Wayne Hancock - Swing Time cover album

Se due icone del country come Joe Ely e Hank Williams III hanno detto che “Wayne Hancock is the real deal”, vorrà ben dire qualcosa e comunque è da tempo che Wayne ha sulle spalle l’onere di rappresentare l’uomo della rinascita del Honky tonk.
Da quando, nel 1994, ha esordito nel Various Artists – Songs From Chippy, su Hollywood Records, il suo nome e stato accostato spesso ad Hank Williams, Ernst Tubb o Bob Wills, a tutti quelli che hanno scritto pagine storiche del hillybilly style, dando l’impressione di essere il musicista giusto per riempire un vuoto addirittura generazionale.
Nei 3 CD successivi a quell’esordio in sordina, Wayne Hancock ha dimostrato di meritare tanta fiducia, costruendosi una carriera fatta di sincerità cristallina, ma anche di un gustoso ed innovativo cocktail, per quanto sia possibile per questo tipo di musica, fatto di western swing, texas rockabilly, country, ma anche di blues e di jazz utilizzato in modo intelligente per fare uscire il suo stile dall’ambiente paesano e festaiolo tipico di questo genere, garantendogli una maturazione prima sconosciuta.

Per completare la discografia di Wayne Hancock , oltre ai 5 CD ufficiali, bisogna aggiungere l’EP South Austin Session, reperibile solo nel suo sito ufficiale e, naturalmente ai suoi concerti: meglio acquistarlo on line, costa meno.

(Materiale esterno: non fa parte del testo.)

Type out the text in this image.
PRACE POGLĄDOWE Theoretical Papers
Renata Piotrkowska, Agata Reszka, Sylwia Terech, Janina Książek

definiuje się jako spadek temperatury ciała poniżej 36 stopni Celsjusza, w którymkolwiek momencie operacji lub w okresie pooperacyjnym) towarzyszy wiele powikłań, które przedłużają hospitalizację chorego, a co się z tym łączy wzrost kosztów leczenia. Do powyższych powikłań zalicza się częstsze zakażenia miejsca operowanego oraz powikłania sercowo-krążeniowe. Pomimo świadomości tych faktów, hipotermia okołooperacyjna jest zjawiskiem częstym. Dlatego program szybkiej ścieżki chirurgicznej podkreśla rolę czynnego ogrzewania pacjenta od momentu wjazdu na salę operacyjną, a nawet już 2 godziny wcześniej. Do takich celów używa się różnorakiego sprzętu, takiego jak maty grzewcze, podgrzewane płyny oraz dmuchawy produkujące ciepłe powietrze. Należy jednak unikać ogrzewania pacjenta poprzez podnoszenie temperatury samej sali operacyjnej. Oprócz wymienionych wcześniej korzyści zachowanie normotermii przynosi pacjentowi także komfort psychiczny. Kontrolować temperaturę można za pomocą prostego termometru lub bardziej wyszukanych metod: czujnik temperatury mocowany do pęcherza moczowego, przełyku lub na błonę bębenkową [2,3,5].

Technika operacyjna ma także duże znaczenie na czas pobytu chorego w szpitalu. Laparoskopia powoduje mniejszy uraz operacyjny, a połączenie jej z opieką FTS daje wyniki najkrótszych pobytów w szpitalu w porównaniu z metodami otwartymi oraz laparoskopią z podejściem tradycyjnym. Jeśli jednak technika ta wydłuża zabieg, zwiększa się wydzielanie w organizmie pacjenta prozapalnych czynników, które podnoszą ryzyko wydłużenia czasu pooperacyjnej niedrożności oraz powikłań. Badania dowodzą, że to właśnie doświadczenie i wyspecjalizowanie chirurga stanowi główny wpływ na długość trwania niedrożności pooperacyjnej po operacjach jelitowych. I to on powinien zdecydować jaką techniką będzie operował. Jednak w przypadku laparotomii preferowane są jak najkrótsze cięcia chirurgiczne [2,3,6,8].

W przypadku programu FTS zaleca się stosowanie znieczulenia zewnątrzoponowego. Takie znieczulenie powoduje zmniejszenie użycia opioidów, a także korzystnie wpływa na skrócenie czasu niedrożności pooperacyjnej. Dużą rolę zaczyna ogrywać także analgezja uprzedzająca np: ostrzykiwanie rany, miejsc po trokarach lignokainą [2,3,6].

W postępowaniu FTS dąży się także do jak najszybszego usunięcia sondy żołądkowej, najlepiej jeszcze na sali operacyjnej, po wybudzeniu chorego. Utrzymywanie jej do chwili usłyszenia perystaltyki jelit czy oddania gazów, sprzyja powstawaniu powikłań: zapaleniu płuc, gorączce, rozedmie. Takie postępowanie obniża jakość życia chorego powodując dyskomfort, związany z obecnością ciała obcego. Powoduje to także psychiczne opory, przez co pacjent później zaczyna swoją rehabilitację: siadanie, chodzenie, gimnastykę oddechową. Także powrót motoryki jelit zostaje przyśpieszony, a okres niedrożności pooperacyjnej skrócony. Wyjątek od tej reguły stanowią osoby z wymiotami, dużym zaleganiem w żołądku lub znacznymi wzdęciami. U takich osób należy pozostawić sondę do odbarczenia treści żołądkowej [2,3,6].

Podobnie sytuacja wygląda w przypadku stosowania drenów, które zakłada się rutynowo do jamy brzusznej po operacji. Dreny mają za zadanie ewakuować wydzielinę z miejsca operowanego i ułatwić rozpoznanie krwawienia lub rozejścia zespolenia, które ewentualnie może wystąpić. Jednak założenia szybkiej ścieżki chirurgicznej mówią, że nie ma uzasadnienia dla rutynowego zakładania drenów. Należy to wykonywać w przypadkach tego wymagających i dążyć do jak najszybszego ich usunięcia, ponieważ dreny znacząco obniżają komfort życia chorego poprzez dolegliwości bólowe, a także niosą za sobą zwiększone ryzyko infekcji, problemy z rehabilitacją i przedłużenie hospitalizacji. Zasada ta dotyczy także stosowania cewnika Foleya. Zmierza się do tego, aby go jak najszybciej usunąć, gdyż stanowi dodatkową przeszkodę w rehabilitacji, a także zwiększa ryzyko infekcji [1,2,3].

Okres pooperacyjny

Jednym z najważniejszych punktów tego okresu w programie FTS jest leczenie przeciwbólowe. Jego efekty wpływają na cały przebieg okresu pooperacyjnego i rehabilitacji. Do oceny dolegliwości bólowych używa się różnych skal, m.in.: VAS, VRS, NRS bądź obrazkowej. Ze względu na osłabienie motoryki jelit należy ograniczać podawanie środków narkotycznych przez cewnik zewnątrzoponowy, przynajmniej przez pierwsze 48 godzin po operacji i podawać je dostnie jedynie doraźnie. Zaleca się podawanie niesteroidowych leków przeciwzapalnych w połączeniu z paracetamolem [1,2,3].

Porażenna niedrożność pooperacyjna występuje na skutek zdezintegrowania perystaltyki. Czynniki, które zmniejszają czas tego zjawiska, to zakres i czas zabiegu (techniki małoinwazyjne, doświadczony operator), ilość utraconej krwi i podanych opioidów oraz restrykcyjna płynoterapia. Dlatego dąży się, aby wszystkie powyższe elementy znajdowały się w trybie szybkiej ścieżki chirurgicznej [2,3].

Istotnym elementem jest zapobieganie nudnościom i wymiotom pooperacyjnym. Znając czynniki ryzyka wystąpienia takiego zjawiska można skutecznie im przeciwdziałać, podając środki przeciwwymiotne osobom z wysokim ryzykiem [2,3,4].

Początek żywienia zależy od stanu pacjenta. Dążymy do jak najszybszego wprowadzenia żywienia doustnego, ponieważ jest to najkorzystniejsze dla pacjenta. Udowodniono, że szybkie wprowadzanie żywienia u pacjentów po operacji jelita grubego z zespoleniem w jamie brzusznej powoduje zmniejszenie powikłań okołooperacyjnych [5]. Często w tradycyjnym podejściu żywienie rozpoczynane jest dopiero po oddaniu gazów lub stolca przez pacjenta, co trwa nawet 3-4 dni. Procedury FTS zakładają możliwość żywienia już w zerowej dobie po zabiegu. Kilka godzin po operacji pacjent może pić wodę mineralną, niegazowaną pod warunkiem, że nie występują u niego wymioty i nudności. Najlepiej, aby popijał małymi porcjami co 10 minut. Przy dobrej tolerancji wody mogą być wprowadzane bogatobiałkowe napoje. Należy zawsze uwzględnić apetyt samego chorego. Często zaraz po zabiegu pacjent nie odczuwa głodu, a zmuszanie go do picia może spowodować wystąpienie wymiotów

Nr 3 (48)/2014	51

Musica senza compromessi, senza cedimenti a proposte discografiche che avrebbero potuto offrire il raggiungimento di altri traguardi economici, scandita dalla sua voce inconfondibile, nasale, a volte aspra ed a volte nobilitata dagli acuti tipici dello jodler, ma sempre ricca di espressività e di brio.
Musica che coinvolge e diverte, essenzialmente live, che ha cioè la sua ragione d’essere nei concerti, dove anche chi non e appassionato si ritrova a ballare ed a battere i piedi al ritmo india­volato, ma gentile, dello swing.
Swing Time è stato registrato nell’arco di due serate, il 6 ed il 7 Marzo dello scorso anno, al miti­co The Continental Club, vero e proprio luogo di culto di Austin, nel quale si sono esibite tutte le star texane, quantomeno prima di diventarlo e la produzione del CD è altrettanto importante, affidata a quel Lloyd Maines, mentore dei piú interessanti musicisti texani degli ultimi 10 anni.
Il sound di Hancock è al tempo stesso rilassante ed altamente energetico e rappresenta al meglio quella voglia di divertimento tipica dei concerti notturni, nei quali il musicista lascia da parte ogni velleità professionale per dare libero sfogo al proprio talento naturale e passare il limite, come la schiuma della birra che esce inarrestabile dal bicchiere.
Il concerto riprende buona parte del repertorio degli ultimi due LP con le tipiche road songs di Wayne Hancock, quelle che ogni trucker ascolta alla radio durante i viaggi coas to coast, insieme ad una manciata di covers tra le quali spicca Lose Your Mind, che apre il CD al ritmo ciondolante tipico dello stile di Ernst Tubb.

Ma è negli 8 brani che portano la firma di Hancock che dobbiamo andare a coglierne l’essenza dello stile, in Thunderstorms & Neon Signs, uno dei suoi pezzi migliori di sempre, intrigante nella sua eleganza sopraffina, o nella veemenza di Johnny Law che è fin troppo facile immaginarla come una summa di Sweet Little Sixteen e di Johnny B.Goode con una brillante performance di Paul Skelton e Dave Biller alle soliste o Highway 54 scritta, suonata e cantata al ritmo della sedia a dondolo sulla quale John Wayne siede con il cappello calato sulla fronte: grande.
Prima di ritornare ad un CD delle major, scopriamo che dopo Flatland Boogie, 13ma ed ultima traccia della scaletta ufficiale, c’è una ‘ghost song’ per la quale gli elogi si devono sprecare: un’esecuzione da antologia per una versione di Summertime che la dice lunga sulla cultura del nostro, che ha pensato di accostare Gershwin ad Hank Williams con risultati da Grammy.
Tutta la band gira al massimo ed anche il gusto del leader per la big band, vive il suo momento d’oro con il trombone di Bob Stafford in grande spolvero, insieme ad una prestazione vocale sopra le righe di Rebecca Snow a duettare con un Wayne Hancock che, ad ogni disco che pubblica, aggiunge zucchero al miele.